Sunday Conversation with … Jon McCullough

Paralympian advocates for disabled athletesParalympian advocates for disabled athletes

Let the games begin. The 2014 Paralympic Games.

For 10 days beginning Friday some 700 athletes will compete in Sochi, Russia, only they will take on challenges like the “Russian Trampoline” blind or on one ski. Americans will be able to watch these elite competitors with physical and intellectual disabilities as never before because NBC and NBCSN has scheduled an unprecedented 52 hours of coverage, including 27 hours of live competition.

“With these games being broadcast live for the first time in the U.S., we have an opportunity to really change the way people look at people with disabilities,” said Jon McCullough, executive director of BlazeSports, an Atlanta-based nonprofit founded for the 1996 Paralympic Games to promote sports for athletes with disabilities.

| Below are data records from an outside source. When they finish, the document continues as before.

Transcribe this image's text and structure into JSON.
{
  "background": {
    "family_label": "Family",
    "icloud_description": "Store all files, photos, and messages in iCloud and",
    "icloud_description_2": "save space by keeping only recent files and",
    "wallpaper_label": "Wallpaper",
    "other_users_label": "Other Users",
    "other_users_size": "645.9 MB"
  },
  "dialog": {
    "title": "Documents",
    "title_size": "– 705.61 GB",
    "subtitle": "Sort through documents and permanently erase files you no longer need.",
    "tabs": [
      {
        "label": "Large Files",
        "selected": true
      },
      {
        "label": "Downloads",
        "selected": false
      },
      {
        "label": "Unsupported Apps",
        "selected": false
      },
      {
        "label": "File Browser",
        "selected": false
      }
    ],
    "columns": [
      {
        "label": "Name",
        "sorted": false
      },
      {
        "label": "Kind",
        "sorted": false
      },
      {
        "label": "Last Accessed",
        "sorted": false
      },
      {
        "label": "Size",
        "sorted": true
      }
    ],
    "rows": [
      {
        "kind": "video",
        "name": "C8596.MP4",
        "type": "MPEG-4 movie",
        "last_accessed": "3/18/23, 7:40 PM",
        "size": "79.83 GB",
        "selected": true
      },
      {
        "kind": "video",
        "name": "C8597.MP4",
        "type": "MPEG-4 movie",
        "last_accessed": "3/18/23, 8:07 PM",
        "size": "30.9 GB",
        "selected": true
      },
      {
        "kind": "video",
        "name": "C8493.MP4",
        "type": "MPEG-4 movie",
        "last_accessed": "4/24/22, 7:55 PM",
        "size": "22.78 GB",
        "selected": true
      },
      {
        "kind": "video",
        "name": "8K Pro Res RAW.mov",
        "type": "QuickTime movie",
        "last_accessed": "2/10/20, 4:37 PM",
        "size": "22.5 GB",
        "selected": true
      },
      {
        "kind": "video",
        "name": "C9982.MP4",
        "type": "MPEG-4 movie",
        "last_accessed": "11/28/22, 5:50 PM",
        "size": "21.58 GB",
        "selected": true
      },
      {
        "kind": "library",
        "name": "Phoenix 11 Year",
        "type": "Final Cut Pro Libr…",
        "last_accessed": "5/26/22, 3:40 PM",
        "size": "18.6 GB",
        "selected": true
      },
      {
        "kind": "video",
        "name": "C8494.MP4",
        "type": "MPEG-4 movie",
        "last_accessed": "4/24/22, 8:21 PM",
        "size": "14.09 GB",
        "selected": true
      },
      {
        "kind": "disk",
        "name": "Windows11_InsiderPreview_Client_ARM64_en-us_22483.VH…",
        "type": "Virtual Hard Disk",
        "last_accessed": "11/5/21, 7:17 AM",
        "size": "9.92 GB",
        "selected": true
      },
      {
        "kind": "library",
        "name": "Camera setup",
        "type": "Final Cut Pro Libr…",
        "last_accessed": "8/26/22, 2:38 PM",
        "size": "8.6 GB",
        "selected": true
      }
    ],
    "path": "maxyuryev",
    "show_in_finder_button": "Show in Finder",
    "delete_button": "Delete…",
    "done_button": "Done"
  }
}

But McCullough, a two-time Paralympian who serves on the International Paralympic Committee Athletes’ Council and the board of U.S. Soccer, will be in Sochi watching the Games in person. “I’m excited for ice sledge hockey,” he said of the sport in which players use double-blade sleds instead of skates. “To me, this is an opportunity to get Canada back.”

Q: You played soccer in the 1996 and 2004 Summer Paralympic Games. What is your disability?

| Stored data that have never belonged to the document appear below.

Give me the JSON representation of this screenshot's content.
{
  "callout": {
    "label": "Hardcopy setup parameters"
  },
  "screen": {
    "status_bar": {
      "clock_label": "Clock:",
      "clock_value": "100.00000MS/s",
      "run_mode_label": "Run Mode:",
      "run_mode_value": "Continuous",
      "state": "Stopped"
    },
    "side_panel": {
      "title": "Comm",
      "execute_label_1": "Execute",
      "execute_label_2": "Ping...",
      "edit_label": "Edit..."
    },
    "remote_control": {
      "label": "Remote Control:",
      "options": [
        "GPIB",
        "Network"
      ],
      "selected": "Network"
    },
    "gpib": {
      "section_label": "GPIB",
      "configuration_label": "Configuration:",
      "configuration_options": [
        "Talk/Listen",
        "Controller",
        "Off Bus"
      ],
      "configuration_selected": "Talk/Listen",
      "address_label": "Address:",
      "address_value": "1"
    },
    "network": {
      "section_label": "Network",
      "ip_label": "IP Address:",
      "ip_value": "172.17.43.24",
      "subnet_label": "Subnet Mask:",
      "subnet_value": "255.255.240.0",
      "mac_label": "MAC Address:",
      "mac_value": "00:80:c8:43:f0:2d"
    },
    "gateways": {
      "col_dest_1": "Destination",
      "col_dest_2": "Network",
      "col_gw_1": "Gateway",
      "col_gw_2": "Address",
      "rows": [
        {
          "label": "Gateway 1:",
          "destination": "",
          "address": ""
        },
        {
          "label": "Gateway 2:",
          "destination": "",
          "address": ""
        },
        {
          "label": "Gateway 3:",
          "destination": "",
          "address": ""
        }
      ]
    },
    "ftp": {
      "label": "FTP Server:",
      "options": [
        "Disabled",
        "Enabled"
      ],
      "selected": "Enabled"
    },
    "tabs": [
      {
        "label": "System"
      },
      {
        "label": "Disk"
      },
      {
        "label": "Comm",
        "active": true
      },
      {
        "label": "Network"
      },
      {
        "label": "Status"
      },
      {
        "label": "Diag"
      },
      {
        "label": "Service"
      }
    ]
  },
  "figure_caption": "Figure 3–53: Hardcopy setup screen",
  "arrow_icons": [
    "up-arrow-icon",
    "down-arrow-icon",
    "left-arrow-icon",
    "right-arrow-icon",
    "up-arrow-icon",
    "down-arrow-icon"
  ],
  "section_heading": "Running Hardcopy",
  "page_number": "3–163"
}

A: I was 19 and a rescue swimmer in the U.S. Coast Guard. We were in rough seas and a metal object fell square on my head and crushed my head, neck and shoulders. The part of my brain that controls physical function was damaged and I went through six years of rehab.

Q: How did sports help you recover?

A: I was angry for a good four years then I discovered the Paralympics. Not only could I function, I thought of myself as an elite athlete. When you can excel in the physical realm of sport, you realize that you can excel in a lot of other areas of your life.

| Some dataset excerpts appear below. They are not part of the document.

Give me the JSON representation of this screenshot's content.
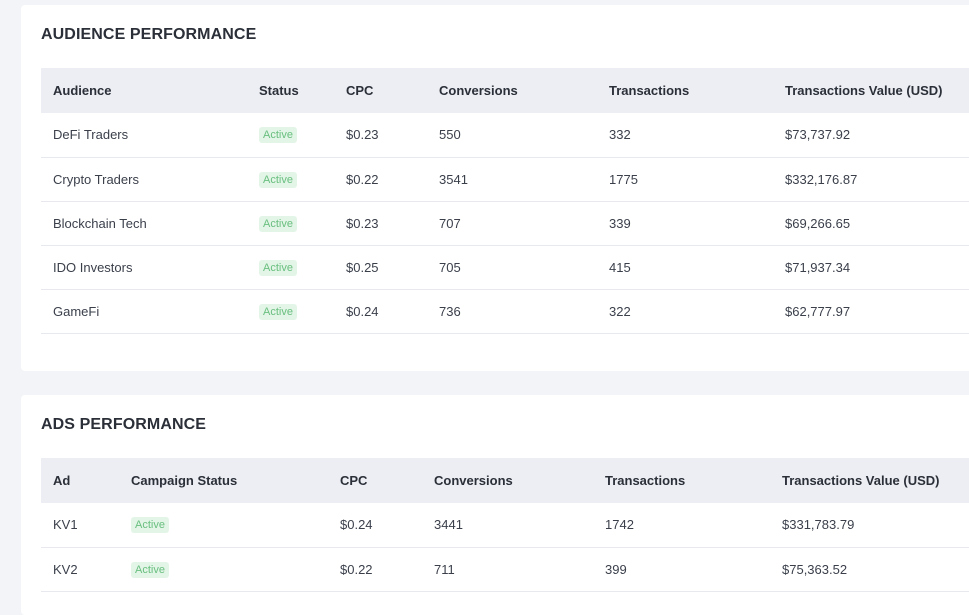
{
  "audience": {
    "title": "AUDIENCE PERFORMANCE",
    "columns": [
      "Audience",
      "Status",
      "CPC",
      "Conversions",
      "Transactions",
      "Transactions Value (USD)"
    ],
    "rows": [
      {
        "name": "DeFi Traders",
        "status": "Active",
        "cpc": "$0.23",
        "conversions": "550",
        "transactions": "332",
        "value": "$73,737.92"
      },
      {
        "name": "Crypto Traders",
        "status": "Active",
        "cpc": "$0.22",
        "conversions": "3541",
        "transactions": "1775",
        "value": "$332,176.87"
      },
      {
        "name": "Blockchain Tech",
        "status": "Active",
        "cpc": "$0.23",
        "conversions": "707",
        "transactions": "339",
        "value": "$69,266.65"
      },
      {
        "name": "IDO Investors",
        "status": "Active",
        "cpc": "$0.25",
        "conversions": "705",
        "transactions": "415",
        "value": "$71,937.34"
      },
      {
        "name": "GameFi",
        "status": "Active",
        "cpc": "$0.24",
        "conversions": "736",
        "transactions": "322",
        "value": "$62,777.97"
      }
    ]
  },
  "ads": {
    "title": "ADS PERFORMANCE",
    "columns": [
      "Ad",
      "Campaign Status",
      "CPC",
      "Conversions",
      "Transactions",
      "Transactions Value (USD)"
    ],
    "rows": [
      {
        "name": "KV1",
        "status": "Active",
        "cpc": "$0.24",
        "conversions": "3441",
        "transactions": "1742",
        "value": "$331,783.79"
      },
      {
        "name": "KV2",
        "status": "Active",
        "cpc": "$0.22",
        "conversions": "711",
        "transactions": "399",
        "value": "$75,363.52"
      }
    ]
  },
  "colors": {
    "page_background": "#f3f4f7",
    "card_background": "#ffffff",
    "header_row_background": "#eceef3",
    "badge_background": "#e3f5e7",
    "badge_text": "#69bf7f"
  }
}
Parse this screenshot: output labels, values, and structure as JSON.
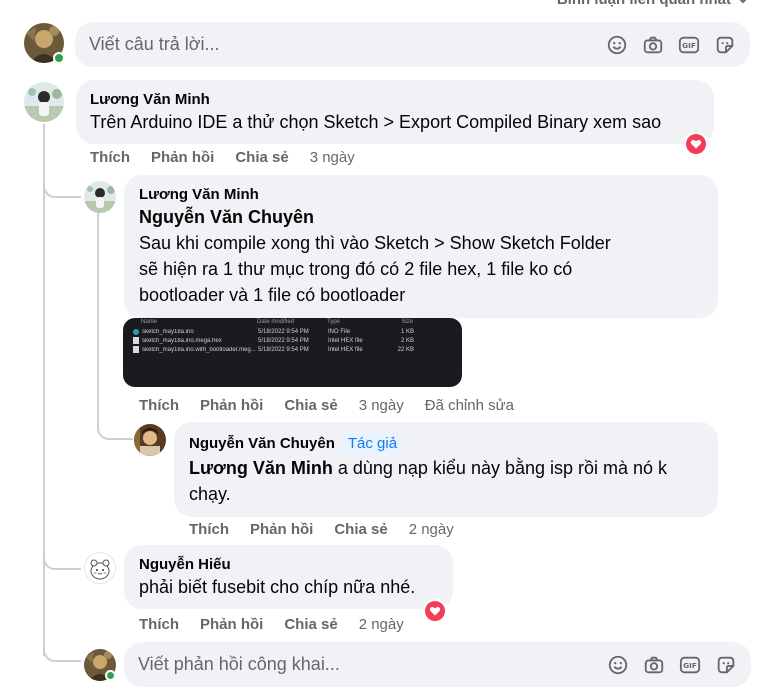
{
  "sort": {
    "label": "Bình luận liên quan nhất"
  },
  "top_composer": {
    "placeholder": "Viết câu trả lời..."
  },
  "bottom_composer": {
    "placeholder": "Viết phản hồi công khai..."
  },
  "actions": {
    "like": "Thích",
    "reply": "Phản hồi",
    "share": "Chia sẻ"
  },
  "comments": [
    {
      "author": "Lương Văn Minh",
      "text": "Trên Arduino IDE a thử chọn Sketch > Export Compiled Binary xem sao",
      "time": "3 ngày",
      "reaction": "heart"
    },
    {
      "author": "Lương Văn Minh",
      "mention": "Nguyễn Văn Chuyên",
      "lines": [
        "Sau khi compile xong thì vào Sketch > Show Sketch Folder",
        "sẽ hiện ra 1 thư mục trong đó có 2 file hex, 1 file ko có",
        "bootloader và 1 file có bootloader"
      ],
      "time": "3 ngày",
      "edited": "Đã chỉnh sửa",
      "attachment": {
        "headers": [
          "Name",
          "Date modified",
          "Type",
          "Size"
        ],
        "rows": [
          [
            "sketch_may18a.ino",
            "5/18/2022 9:54 PM",
            "INO File",
            "1 KB"
          ],
          [
            "sketch_may18a.ino.mega.hex",
            "5/18/2022 9:54 PM",
            "Intel HEX file",
            "2 KB"
          ],
          [
            "sketch_may18a.ino.with_bootloader.meg...",
            "5/18/2022 9:54 PM",
            "Intel HEX file",
            "22 KB"
          ]
        ]
      }
    },
    {
      "author": "Nguyễn Văn Chuyên",
      "badge": "Tác giả",
      "mention": "Lương Văn Minh",
      "line1_rest": " a dùng nạp kiểu này bằng isp rồi mà nó k",
      "line2": "chạy.",
      "time": "2 ngày"
    },
    {
      "author": "Nguyễn Hiếu",
      "text": "phải biết fusebit cho chíp nữa nhé.",
      "time": "2 ngày",
      "reaction": "heart"
    }
  ],
  "colors": {
    "online": "#31a24c",
    "heart": "#f33e58",
    "bubble": "#f0f2f5",
    "muted": "#65676b",
    "badge_bg": "#e7f3ff",
    "badge_text": "#1877f2"
  }
}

Q: You don’t look disabled. Does that work for or against you?

A: I have a significant disability but I look acceptable to the able-bodied culture. I like to think that has allowed me to do an awful lot to link the two worlds.

Q: Where is the Paralympic movement right now?

A: It has gone a great distance but it is not anywhere close to where it needs to be, particularly outside progressive cities.

Q: Is Atlanta considered progressive?

A: This is a fortunate place for disabled athletes. We have Shepherd Center. We were a Paralympic city — BlazeSports is a legacy of the 1996 Games. I do want to work with other organizations here to do more for disabled athletes and veterans.

Q: What is holding the Paralympic movement back?

A: There is still the perception that disabled athletes can’t compete because we will hurt ourselves or embarrass ourselves. A lot of the same arguments were used against the women’s sports movement.

Q: What would it take to change those perceptions?

A: I think more public awareness and more television coverage. In my mind, these Paralympics are just a warm up for the 2016 Summer Games in Rio de Janeiro. The time zone there works to our advantage. For Atlantans, it is hard to relate to the Sochi Games even given our awful winter and how impressed we are with people who can excel on ice — because we did not.

Q: What can Paralympians teach able-bodied people?

A: When we recognize the athletic skills of someone playing boccia who has no ability to move anything below their neck, that is significant and a true appreciation of sport.

Q: We’ve talked about the skill involved. But are the Games fun?

A: That is why you do them. You have an instant bond because everyone has confronted a disability. Nothing compares to being in the Olympic Village where you will see a wheelchair athlete offering a hand to a blind athlete from another country. Talk about an inclusive world.